Marché du travail : une amélioration en trompe l’œil

L’amélioration est aussi visible sur le marché du travail. Selon l’enquête de population active d’Istat, 102000 nouveaux emplois ont été créés au deuxième trimestre, soit un total de 114 000 créations nettes au premier semestre. Après les 290 000 destructions nettes de 2013 et les 160 000 créations nettes de 2014, la tendance est donc résolument positive.

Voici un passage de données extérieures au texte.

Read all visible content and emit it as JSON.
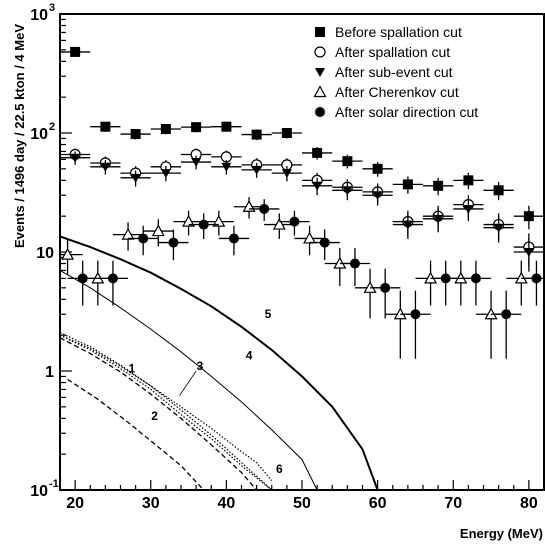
{
  "chart_data": {
    "type": "scatter",
    "xlabel": "Energy (MeV)",
    "ylabel": "Events / 1496 day / 22.5 kton / 4 MeV",
    "xlim": [
      18,
      82
    ],
    "ylim": [
      0.1,
      1000
    ],
    "yscale": "log",
    "x_ticks": [
      20,
      30,
      40,
      50,
      60,
      70,
      80
    ],
    "y_ticks": [
      {
        "value": 0.1,
        "base": "10",
        "exp": "-1"
      },
      {
        "value": 1,
        "base": "1",
        "exp": ""
      },
      {
        "value": 10,
        "base": "10",
        "exp": ""
      },
      {
        "value": 100,
        "base": "10",
        "exp": "2"
      },
      {
        "value": 1000,
        "base": "10",
        "exp": "3"
      }
    ],
    "legend_placement": "top-right",
    "series": [
      {
        "name": "Before spallation cut",
        "marker": "filled-square",
        "points": [
          {
            "x": 20,
            "y": 480
          },
          {
            "x": 24,
            "y": 113
          },
          {
            "x": 28,
            "y": 98
          },
          {
            "x": 32,
            "y": 108
          },
          {
            "x": 36,
            "y": 112
          },
          {
            "x": 40,
            "y": 113
          },
          {
            "x": 44,
            "y": 97
          },
          {
            "x": 48,
            "y": 100
          },
          {
            "x": 52,
            "y": 68
          },
          {
            "x": 56,
            "y": 58
          },
          {
            "x": 60,
            "y": 50
          },
          {
            "x": 64,
            "y": 37
          },
          {
            "x": 68,
            "y": 36
          },
          {
            "x": 72,
            "y": 40
          },
          {
            "x": 76,
            "y": 33
          },
          {
            "x": 80,
            "y": 20
          }
        ]
      },
      {
        "name": "After spallation cut",
        "marker": "open-circle",
        "points": [
          {
            "x": 20,
            "y": 66
          },
          {
            "x": 24,
            "y": 56
          },
          {
            "x": 28,
            "y": 46
          },
          {
            "x": 32,
            "y": 52
          },
          {
            "x": 36,
            "y": 66
          },
          {
            "x": 40,
            "y": 63
          },
          {
            "x": 44,
            "y": 54
          },
          {
            "x": 48,
            "y": 54
          },
          {
            "x": 52,
            "y": 40
          },
          {
            "x": 56,
            "y": 35
          },
          {
            "x": 60,
            "y": 32
          },
          {
            "x": 64,
            "y": 18
          },
          {
            "x": 68,
            "y": 20
          },
          {
            "x": 72,
            "y": 25
          },
          {
            "x": 76,
            "y": 17
          },
          {
            "x": 80,
            "y": 11
          }
        ]
      },
      {
        "name": "After sub-event cut",
        "marker": "filled-triangle-down",
        "points": [
          {
            "x": 20,
            "y": 62
          },
          {
            "x": 24,
            "y": 52
          },
          {
            "x": 28,
            "y": 42
          },
          {
            "x": 32,
            "y": 46
          },
          {
            "x": 36,
            "y": 57
          },
          {
            "x": 40,
            "y": 52
          },
          {
            "x": 44,
            "y": 49
          },
          {
            "x": 48,
            "y": 46
          },
          {
            "x": 52,
            "y": 36
          },
          {
            "x": 56,
            "y": 33
          },
          {
            "x": 60,
            "y": 30
          },
          {
            "x": 64,
            "y": 17
          },
          {
            "x": 68,
            "y": 19
          },
          {
            "x": 72,
            "y": 23
          },
          {
            "x": 76,
            "y": 16
          },
          {
            "x": 80,
            "y": 10
          }
        ]
      },
      {
        "name": "After Cherenkov cut",
        "marker": "open-triangle-up",
        "points": [
          {
            "x": 19,
            "y": 9.5
          },
          {
            "x": 23,
            "y": 6
          },
          {
            "x": 27,
            "y": 14
          },
          {
            "x": 31,
            "y": 15
          },
          {
            "x": 35,
            "y": 18
          },
          {
            "x": 39,
            "y": 18
          },
          {
            "x": 43,
            "y": 24
          },
          {
            "x": 47,
            "y": 17
          },
          {
            "x": 51,
            "y": 13
          },
          {
            "x": 55,
            "y": 8
          },
          {
            "x": 59,
            "y": 5
          },
          {
            "x": 63,
            "y": 3
          },
          {
            "x": 67,
            "y": 6
          },
          {
            "x": 71,
            "y": 6
          },
          {
            "x": 75,
            "y": 3
          },
          {
            "x": 79,
            "y": 6
          }
        ]
      },
      {
        "name": "After solar direction cut",
        "marker": "filled-circle",
        "points": [
          {
            "x": 21,
            "y": 6
          },
          {
            "x": 25,
            "y": 6
          },
          {
            "x": 29,
            "y": 13
          },
          {
            "x": 33,
            "y": 12
          },
          {
            "x": 37,
            "y": 17
          },
          {
            "x": 41,
            "y": 13
          },
          {
            "x": 45,
            "y": 23
          },
          {
            "x": 49,
            "y": 18
          },
          {
            "x": 53,
            "y": 12
          },
          {
            "x": 57,
            "y": 8
          },
          {
            "x": 61,
            "y": 5
          },
          {
            "x": 65,
            "y": 3
          },
          {
            "x": 69,
            "y": 6
          },
          {
            "x": 73,
            "y": 6
          },
          {
            "x": 77,
            "y": 3
          },
          {
            "x": 81,
            "y": 6
          }
        ]
      }
    ],
    "curves": [
      {
        "label": "1",
        "style": "dotted",
        "points": [
          [
            18,
            2.0
          ],
          [
            22,
            1.5
          ],
          [
            26,
            1.05
          ],
          [
            30,
            0.7
          ],
          [
            34,
            0.43
          ],
          [
            38,
            0.27
          ],
          [
            42,
            0.16
          ],
          [
            46,
            0.1
          ]
        ]
      },
      {
        "label": "2",
        "style": "dashed",
        "points": [
          [
            19,
            0.85
          ],
          [
            23,
            0.58
          ],
          [
            27,
            0.37
          ],
          [
            31,
            0.23
          ],
          [
            34,
            0.16
          ],
          [
            37,
            0.1
          ]
        ]
      },
      {
        "label": "3",
        "style": "dotted",
        "points": [
          [
            18,
            2.1
          ],
          [
            22,
            1.6
          ],
          [
            26,
            1.12
          ],
          [
            30,
            0.75
          ],
          [
            34,
            0.47
          ],
          [
            38,
            0.29
          ],
          [
            42,
            0.17
          ],
          [
            46,
            0.1
          ]
        ]
      },
      {
        "label": "4",
        "style": "solid-thin",
        "points": [
          [
            18,
            7.0
          ],
          [
            22,
            5.0
          ],
          [
            26,
            3.4
          ],
          [
            30,
            2.25
          ],
          [
            34,
            1.45
          ],
          [
            38,
            0.9
          ],
          [
            42,
            0.55
          ],
          [
            46,
            0.32
          ],
          [
            50,
            0.18
          ],
          [
            52,
            0.1
          ]
        ]
      },
      {
        "label": "5",
        "style": "solid-thick",
        "points": [
          [
            18,
            13.5
          ],
          [
            22,
            11.0
          ],
          [
            26,
            8.7
          ],
          [
            30,
            6.7
          ],
          [
            34,
            4.9
          ],
          [
            38,
            3.5
          ],
          [
            42,
            2.35
          ],
          [
            46,
            1.5
          ],
          [
            50,
            0.9
          ],
          [
            54,
            0.5
          ],
          [
            58,
            0.22
          ],
          [
            60,
            0.1
          ]
        ]
      },
      {
        "label": "6",
        "style": "dotted",
        "points": [
          [
            18,
            2.0
          ],
          [
            22,
            1.55
          ],
          [
            26,
            1.1
          ],
          [
            30,
            0.75
          ],
          [
            34,
            0.5
          ],
          [
            38,
            0.33
          ],
          [
            42,
            0.21
          ],
          [
            44,
            0.17
          ],
          [
            46,
            0.12
          ]
        ]
      },
      {
        "label": "",
        "style": "dashed",
        "points": [
          [
            18,
            1.9
          ],
          [
            22,
            1.4
          ],
          [
            26,
            0.98
          ],
          [
            30,
            0.64
          ],
          [
            34,
            0.4
          ],
          [
            38,
            0.24
          ],
          [
            42,
            0.14
          ],
          [
            44,
            0.1
          ]
        ]
      }
    ],
    "curve_label_positions": [
      {
        "label": "1",
        "x": 27.5,
        "y": 1.05
      },
      {
        "label": "2",
        "x": 30.5,
        "y": 0.42
      },
      {
        "label": "3",
        "x": 36.5,
        "y": 1.1
      },
      {
        "label": "4",
        "x": 43,
        "y": 1.35
      },
      {
        "label": "5",
        "x": 45.5,
        "y": 3.0
      },
      {
        "label": "6",
        "x": 47,
        "y": 0.15
      }
    ]
  }
}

On reste toutefois prudent quant à la capacité de l’économie italienne à générer davantage d’emplois sur le reste de l’année. Déjà, l’effet Jobs Act a joué à plein au deuxième trimestre avec l’entrée en vigueur de la réforme le 7 mars. Les entreprises ont en effet préféré attendre le printemps et l’entrée en vigueur du nouveau CDI «à protection croissante » (voir notre Special Report dédié au Jobs Act pour plus de détail) pour recruter, même si les allègements de charge associés aux recrutements en CDI en 2015 étaient disponibles depuis janvier. Un trou d’air n’est donc pas impossible au troisième trimestre. Ensuite, rappelons que les allègements de charges patronales sur les CDI incitent plutôt les entreprises à convertir des contrats temporaires existants en CDI que de recourir à de nouvelles embauches : à masse salariale constante, l’exonération de charges patronales améliore en effet les marges opérationnelles. Enfin, n’oublions pas que l’activité est pour l’heure insuffisamment dynamique pour faire durablement baisser le chômage. En Italie, 1,8% de croissance est nécessaire pour y parvenir, notamment en raison de la forte hausse du taux de participation enregistrée depuis 2010. C’est notamment pourquoi le taux de chômage a augmenté au deuxième trimestre malgré plus de 100 000 créations nettes d’emplois.

Malgré ce début en fanfare du Jobs Act, notre sentiment reste que les entreprises continueront à privilégier dans un premier temps les gains de productivité à de nouvelles embauches, comme cela a été le cas de l’industrie au premier semestre (hausse de la production, mais recul de l’emploi). Dans ce contexte, la création d’emplois ne serait que légèrement supérieur à son niveau de 2014 – i.e. entre 150 000 et 200 000 emplois – et le taux de chômage en léger recul, autour de 12%. Des données très encourageantes, mais pas encore un vrai choc positif sur le marché du travail.

Le commerce extérieur menacé par le ralentissement émergent ?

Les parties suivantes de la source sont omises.